All done! Ok, so I am not testing with an Ipod, I only wrote that to be fancy. No not really, the Ipod just got a new update, so it’s reformatting itself and getting new firmware + transferring 40 gb og crap back onto its shiny hard drive, so a portable cd player will have to do. This JVC cd-player is fantastic, it is my first one, bought with one of my very first pay checks (summer job, washing floors) over 20 years old, and it simply refuses to die! Maybe they knew how to make things more solid in the 80s?

Video:
I filmed this with my Nokia N95, so the quality is not that good, but at least you get an idea of what it looks and sounds like.

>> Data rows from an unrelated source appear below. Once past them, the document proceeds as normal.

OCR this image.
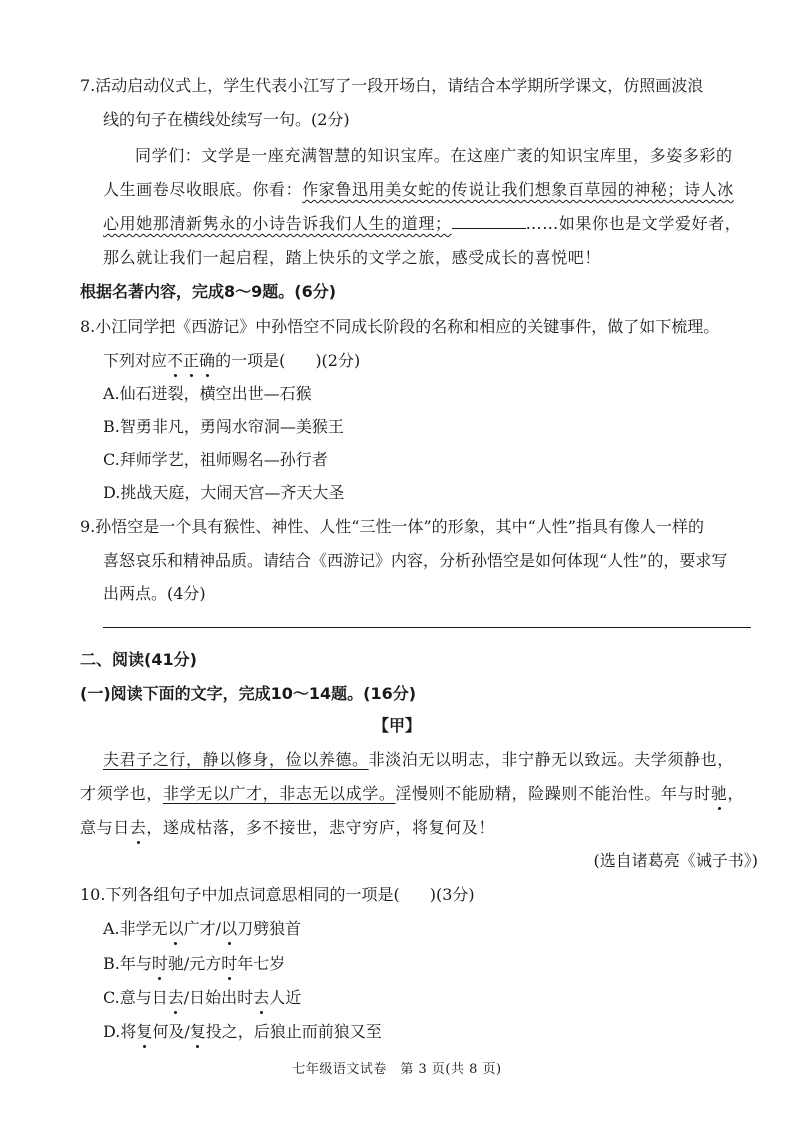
7.活动启动仪式上，学生代表小江写了一段开场白，请结合本学期所学课文，仿照画波浪
线的句子在横线处续写一句。(2分)
同学们：文学是一座充满智慧的知识宝库。在这座广袤的知识宝库里，多姿多彩的
人生画卷尽收眼底。你看：作家鲁迅用美女蛇的传说让我们想象百草园的神秘；诗人冰
心用她那清新隽永的小诗告诉我们人生的道理；	……如果你也是文学爱好者，
那么就让我们一起启程，踏上快乐的文学之旅，感受成长的喜悦吧！
根据名著内容，完成8～9题。(6分)
8.小江同学把《西游记》中孙悟空不同成长阶段的名称和相应的关键事件，做了如下梳理。
下列对应不正确的一项是( )(2分)
A.仙石迸裂，横空出世—石猴
B.智勇非凡，勇闯水帘洞—美猴王
C.拜师学艺，祖师赐名—孙行者
D.挑战天庭，大闹天宫—齐天大圣
9.孙悟空是一个具有猴性、神性、人性“三性一体”的形象，其中“人性”指具有像人一样的
喜怒哀乐和精神品质。请结合《西游记》内容，分析孙悟空是如何体现“人性”的，要求写
出两点。(4分)
二、阅读(41分)
(一)阅读下面的文字，完成10～14题。(16分)
【甲】
夫君子之行，静以修身，俭以养德。非淡泊无以明志，非宁静无以致远。夫学须静也，
才须学也，非学无以广才，非志无以成学。淫慢则不能励精，险躁则不能治性。年与时驰，
意与日去，遂成枯落，多不接世，悲守穷庐，将复何及！
(选自诸葛亮《诫子书》)
10.下列各组句子中加点词意思相同的一项是( )(3分)
A.非学无以广才/以刀劈狼首
B.年与时驰/元方时年七岁
C.意与日去/日始出时去人近
D.将复何及/复投之，后狼止而前狼又至
七年级语文试卷　第 3 页(共 8 页)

After filming this I switched to the Ipod, but was a little dissapointed because there was quite a drop in volume. A little fiddling with the EQ on the ipod improved the sound a little, but even when cranking the ipod up all the way I couldn’t quite get the same volume or depth of sound as I got from the JVC. I guess the JVC output signal is better amplified…

This is just a fast hack, it basically just connects the ipod directly to the speaker (but with a little extra juice from the radio circuit added). I really wanted to try to connect the ipod to a spot between the radios tuner and the radios amplifier. Right now the radios volum control has no effect on the radio.

The reason I didn’t do it properly? It was getting late (around 00:30), and I was afraid I would damage the ancient circuit board or the fragile string that was connected to the radios tuner dial. I had to basically take everything apart if I wanted access to the components on the other side, so I think I will put that off to a later time.

I took the radio to bed with me (after waking up the missus to get her admiration of course :) and listened to the sweet tunes of Anthony and the Johnsons until I fell asleep.

When I woke up, the house was still here, no shortcircuits or fires :)

= Big success.

  1. A nifty little project, an idea I really liked! I was impressed by the sound in the old radio. A fun little project story, thanks for sharing!